Kicking off with this younger Furiosa (she’s played by Alyla Browne) as she portentously picks a piece of fruit from a tree on the edges of her matriarchal tribe’s Edenic desert enclave, the film actually stays with this child version of the character for a surprisingly long time before Taylor-Joy enters the frame, something indicative of some very wonky storytelling though out the film’s sprawling 145-minute runtime. But if it lacks the narrative concision of its predecessors, its expansive structure (it’s divided into five pretentiously titled chapters) does leave room for so many audacious moments of barmy brilliance that it’s easy enough to overlook some of its niggling weaknesses, even when one of those weaknesses is Taylor-Joy herself, whose scowling intensity feels very one-note when compared to the lived-in quality Theron brought to the role (it’s too bad they didn’t just use de-aging effects).

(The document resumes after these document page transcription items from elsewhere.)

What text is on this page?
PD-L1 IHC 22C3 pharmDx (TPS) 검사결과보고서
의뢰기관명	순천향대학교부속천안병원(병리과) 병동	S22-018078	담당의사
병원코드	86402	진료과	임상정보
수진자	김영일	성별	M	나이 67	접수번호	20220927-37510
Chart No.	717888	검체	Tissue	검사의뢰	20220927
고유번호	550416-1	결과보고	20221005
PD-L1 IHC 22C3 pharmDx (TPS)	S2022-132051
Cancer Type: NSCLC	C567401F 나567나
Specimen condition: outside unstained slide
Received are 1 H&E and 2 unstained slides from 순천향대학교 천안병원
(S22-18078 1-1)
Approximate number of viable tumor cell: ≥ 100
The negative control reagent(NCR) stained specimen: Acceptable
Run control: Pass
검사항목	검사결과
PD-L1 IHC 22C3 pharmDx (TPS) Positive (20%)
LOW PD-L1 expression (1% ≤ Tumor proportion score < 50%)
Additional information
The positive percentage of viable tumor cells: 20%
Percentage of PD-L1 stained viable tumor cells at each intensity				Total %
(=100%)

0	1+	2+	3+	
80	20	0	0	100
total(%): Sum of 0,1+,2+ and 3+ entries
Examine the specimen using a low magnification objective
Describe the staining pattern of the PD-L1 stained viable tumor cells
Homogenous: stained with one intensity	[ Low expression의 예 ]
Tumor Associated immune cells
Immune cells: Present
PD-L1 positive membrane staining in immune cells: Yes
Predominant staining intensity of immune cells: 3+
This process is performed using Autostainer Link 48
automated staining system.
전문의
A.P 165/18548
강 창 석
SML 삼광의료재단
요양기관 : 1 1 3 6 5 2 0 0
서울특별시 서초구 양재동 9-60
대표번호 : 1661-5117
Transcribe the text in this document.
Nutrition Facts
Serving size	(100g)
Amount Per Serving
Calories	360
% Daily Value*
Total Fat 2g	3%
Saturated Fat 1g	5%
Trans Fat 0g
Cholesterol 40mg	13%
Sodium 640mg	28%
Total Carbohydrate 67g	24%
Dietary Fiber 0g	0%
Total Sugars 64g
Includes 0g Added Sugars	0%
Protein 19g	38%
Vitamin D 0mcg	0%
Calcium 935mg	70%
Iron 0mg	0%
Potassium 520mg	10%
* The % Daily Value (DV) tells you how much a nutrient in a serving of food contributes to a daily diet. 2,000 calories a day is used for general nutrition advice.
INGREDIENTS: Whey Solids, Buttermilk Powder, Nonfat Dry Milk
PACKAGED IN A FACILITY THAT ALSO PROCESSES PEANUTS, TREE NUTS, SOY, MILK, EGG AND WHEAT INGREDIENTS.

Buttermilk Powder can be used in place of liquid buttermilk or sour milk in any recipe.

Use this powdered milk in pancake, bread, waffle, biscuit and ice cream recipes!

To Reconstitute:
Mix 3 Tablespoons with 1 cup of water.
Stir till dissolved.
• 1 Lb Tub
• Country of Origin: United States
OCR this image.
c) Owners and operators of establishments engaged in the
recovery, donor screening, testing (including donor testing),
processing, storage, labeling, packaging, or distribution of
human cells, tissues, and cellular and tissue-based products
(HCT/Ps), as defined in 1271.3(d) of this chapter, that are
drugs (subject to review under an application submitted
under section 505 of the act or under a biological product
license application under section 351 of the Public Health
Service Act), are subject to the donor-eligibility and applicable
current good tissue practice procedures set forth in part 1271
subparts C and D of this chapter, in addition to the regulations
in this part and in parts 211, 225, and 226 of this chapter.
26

The good news is that, as an action movie, Furiosa remains incomparable. Each new desert chase feels distinct from the last and each escalating set-piece feels rooted in the physicality of the real world, even when necessarily augmented with CGI. In the film’s most deliriously imagined set-piece, for instance, Furiosa transforms from escapee strapped to the undercarriage of a War Rig to nimble road-warrior-in-the-making as she manoeuvres around the high-speed vehicle taking out paragliding marauders and forming an alliance with Tom Burke’s Praetorian Jack, a kind of proto Mad Max who soon becomes her mentor. Miller’s camera goes everywhere too, but he never loses track of the progression his protagonist is making in each moment. It’s pure cinema, at once harking back to the grimy exploitation thrills of the first two Mad Max films and once again pointing the way forward for blockbuster cinema in general.